Amazon Shipping Interactive 3‑Layer Game (Sambhav 2025)
Amazon
Interactive 3‑Layer Game
Introduction
A fast‑turnaround interactive experience that visualised Amazon Shipping’s freight, cargo and last‑mile delivery services as a three‑layer game. The experience was designed for the Sambhav 2025 event to educate and delight visitors while collecting leads and delivering tangible rewards.
Objective

Amazon asked for a creative way to show how their Shipping services solve logistics challenges across freight, cargo and final delivery.

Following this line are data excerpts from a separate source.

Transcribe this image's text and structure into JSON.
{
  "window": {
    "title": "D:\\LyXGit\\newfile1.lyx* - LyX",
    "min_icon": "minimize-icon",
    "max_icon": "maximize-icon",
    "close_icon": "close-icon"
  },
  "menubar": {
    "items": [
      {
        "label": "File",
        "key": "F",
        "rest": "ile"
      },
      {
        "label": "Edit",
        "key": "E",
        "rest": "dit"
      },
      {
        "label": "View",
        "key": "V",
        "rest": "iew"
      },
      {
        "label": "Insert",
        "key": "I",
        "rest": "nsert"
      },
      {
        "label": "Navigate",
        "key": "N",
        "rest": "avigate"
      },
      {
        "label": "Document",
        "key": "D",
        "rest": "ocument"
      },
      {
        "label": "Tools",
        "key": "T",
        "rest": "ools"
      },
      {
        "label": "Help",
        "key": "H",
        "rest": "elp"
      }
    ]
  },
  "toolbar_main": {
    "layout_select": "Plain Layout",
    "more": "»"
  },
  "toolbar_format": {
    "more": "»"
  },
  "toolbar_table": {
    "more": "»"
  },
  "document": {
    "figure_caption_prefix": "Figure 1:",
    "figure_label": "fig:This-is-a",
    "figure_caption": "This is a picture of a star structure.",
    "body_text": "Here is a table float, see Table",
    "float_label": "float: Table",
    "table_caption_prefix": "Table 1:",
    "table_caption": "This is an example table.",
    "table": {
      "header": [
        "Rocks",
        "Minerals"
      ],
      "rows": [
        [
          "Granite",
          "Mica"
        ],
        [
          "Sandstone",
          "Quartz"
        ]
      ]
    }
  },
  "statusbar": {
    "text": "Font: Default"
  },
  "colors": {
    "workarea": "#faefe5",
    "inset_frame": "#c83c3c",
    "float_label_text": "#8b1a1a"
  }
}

The ask was specific:
Build a three‑level game that maps to the three core stages of Amazon Shipping: air, transit, and last‑mile.
Use an intuitive hardware control (joystick) and a quick QR/ID check‑in flow.
Reward players with tiered gifts (cookies, ghee, honey) and collect delivery details for fulfilment.
Deliver a polished, stable demo within two weeks for the event.

Our solution

We split the project into clear, parallel tracks to meet the deadline: design/UI, Unity gameplay, hardware integration, and QA/onsite staging.
Layer 1 — Flight (Air)
Player pilots a parcel through the sky.
Positive items (power‑ups) add points. Negative items (clouds, hazards) deduct points.
Fast, instinctive control to hook players immediately.
Layer 2 — Truck (Transit)
A truck drives forward while parcels fall from above.
Player steers the truck to collect parcels. Each collected parcel = +1 point.
Simple arcade loop that balances skill and accessibility


Layer 3 — Maze (Final delivery)
The delivery partner navigates a last‑mile maze to reach the recipient’s house.
Maze rewards careful planning and completes the narrative journey.

Challenges
Extremely tight timeline. 14–16 days to design, develop, integrate hardware and test on‑site.
Three distinct gameplay mechanics had to exist as one cohesive experience and share state across layers.
Hardware calibration. We had to source and calibrate a joystick so controls behaved consistently for all users.
On‑site scanning reliability. Venue lighting caused QR scanning issues that risked blocking play.
Seamless prize fulfilment. Points had to convert to tiered gifts and trigger automated address collection via the client backend.



Onboarding & hardware


Check‑in via QR on the event ID card. Scanning initiated the session and logged the player.
Custom joystick was selected and calibrated for our control schema. Calibration ensured consistent sensitivity and input mapping across stations.
Address capture: after a play, players entered a phone number. The client backend generated delivery addresses and queued prizes for fulfilment.
Reliability & contingency
We added redundant scanning angles and instructive on‑screen prompts to reduce errors caused by venue lighting.
Quick fallback: manual ID entry option for cases where scanning failed.
Technical approach

Engine: Unity (single build with modular scenes for each layer).
State management: Persistent player session data passed between layers to keep scoring and player IDs intact.
Hardware: USB joystick with custom input mapping. Calibration routine integrated into dev build and final setup.
Integration: Lightweight API calls to Amazon backend for address generation and prize fulfilment.
Testing: Rapid iterative playtests with 3–4 people per build to tune difficulty, controls and camera/scan reliability.
On‑site execution

Multiple stations ran in parallel to handle high footfall.
Staff that explained the QR flow and offered quick help with scanning.
Real‑time monitoring to spot any repeat failures (scanner angle, lighting, joystick drift) and apply fixes immediately.
Major on‑site challenge: direct lighting affected scan reliability. We mitigated this by adjusting scanner angles, retuning exposure settings and adding clear on‑screen scanning instructions. The fallback manual entry kept dropouts to a minimum.